Réussite Emploi Franche-Comté au service de l’emploi dans les entreprises
L’association est implantée depuis 12 ans à Besançon. Cohésion sociale, insertion et accompagnement dans la formation des demandeurs d’emploi sont les principaux objectifs de Réussite Emploi Franche-Comté, présidée par Jean-Charles Thoulouze et dirigée par Fabienne Filippi. C’est donc en toute logique que l’association avait invité Philippe Pierre à interroger chefs d’entreprise et responsables des ressources humaines sur leurs méthodes de management et de recrutement.
Philippe Pierre un expert atypique dans le monde des ressources humaines
L’homme a pourtant un parcours universitaire classique (Sciences de gestion à la Sorbonne, Master RH à Sciences Po Paris puis un doctorat en sociologie). Il a surtout une grande expérience opérationnelle des Ressources Humaines, en particulier à la tête du service RH du Groupe L’Oréal.
Aujourd’hui consultant, il est aussi conférencier et formateur reconnu. Il enseigne à l’ESSEC, HEC Genève ou SciencesPo Paris où il peut faire le lien entre la pratique de terrain et les apports théoriques.

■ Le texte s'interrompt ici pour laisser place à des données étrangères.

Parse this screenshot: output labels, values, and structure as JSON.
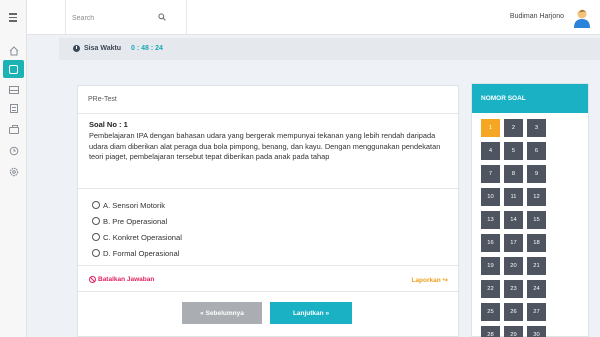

« Une entreprise apprenante protège les talents »
Il faut décloisonner, capitaliser les compétences et « assurer la montée en compétences dès le premier niveau d’encadrement ». Enseignant en écoles de commerce, Philippe PIERRE est confronté quotidiennement aux jeunes générations « petite poucette » (en référence au livre de Michel Serres) qui n’apprennent plus de la même façon. Le périmètre d’action de l’entreprise change en permanence au gré des modifications d’achat des clients. Et surtout, l’image de marque d’une entreprise est couplée à son image d’employeur et son attractivité pour les nouveaux collaborateurs. Les dirigeants, managers et salariés ont envie d’apprendre tout au long de leur parcours professionnel et ils doivent se renouveler.
« Recruter, c’est avoir affaire à une œuvre d’art »
Tout collaborateur dans une entreprise dispose de talents. Le recruteur doit aller chercher ces talents au-delà du CV qui n’est que l’explication du « savoir-faire technique ». Le « savoir-faire relationnel », le « savoir-faire faire » sont des atouts plus importants pour assurer la qualité de la présence et la capacité à se critiquer soi-même.
« Vers l’archipélisation des métiers »
Philippe Pierre parle de « l’entreprise archipel » pour évoquer l’évolution des mentalités et le renouveau des formes d’engagement au travail. « Le travail est-il au centre de nos vies ? » Beaucoup de salariés souhaitent transformer leur parcours professionnel trop rectiligne selon Philippe Pierre. « Ils veulent avoir plusieurs vies professionnelles en même temps » : poète, expert-comptable, aventurier et commercial la même semaine.
Les entreprises, quelle que soit leur taille, sont confrontées à la diversité : celle des origines, de l’âge voire même du genre. « Le nouveau management, tout en respectant les nouvelles exigences juridiques, doit encourager et récompenser l’innovation ».
« Comment être loyal sans être fidèle »
Selon l’expert en relations humaines, les organisations (entreprises, associations ou organisations publiques) doivent fidéliser leurs collaborateurs « en les préparant à partir ». Il s’agit bien là d’une évolution importante. Pour le salarié, comment être loyal et se former dans l’entreprise en ayant l’objectif d’en partir ? Pour l’employeur, comment s’assurer de la fidélité d’un collaborateur tout en lui offrant de nouvelles compétences qu’il mettra à profit ailleurs ? Comme en amour, peut-on aimer plusieurs fois en même temps ?
« L’égalitarisme désespère les méritants »
Philippe Pierre veut, comme Aristote, défendre l’équité en toutes circonstances. Mais l’égalitarisme est un poison. « Chaque talent percute les différences » poursuit-il. Et en matière de ressources humaines dans l’entreprise, on doit considérer a priori que « le talentueux est généreux par nature, qu’il a plus d’exigence, que l’on doit le protéger. Le recruteur est renvoyé à sa propre incompétence consciente ! »
Pendant plus d’une heure de causerie et d’échanges avec une salle comble à la Maison de l’Economie, les spectateurs ont remisé leurs certitudes : le sens de la pyramide hiérarchique « On est tous en dessous ou au-dessus de quelqu’un » et surtout la capacité à « l’étonnement volontaire ».
Dirigeants et salariés doivent apprendre « à changer en échangeant sans se perdre ».
L’entreprise doit devenir « désirable et fixer un cap, un cadre pour les jeunes qui sont notre avenir » a conclu Philippe Pierre.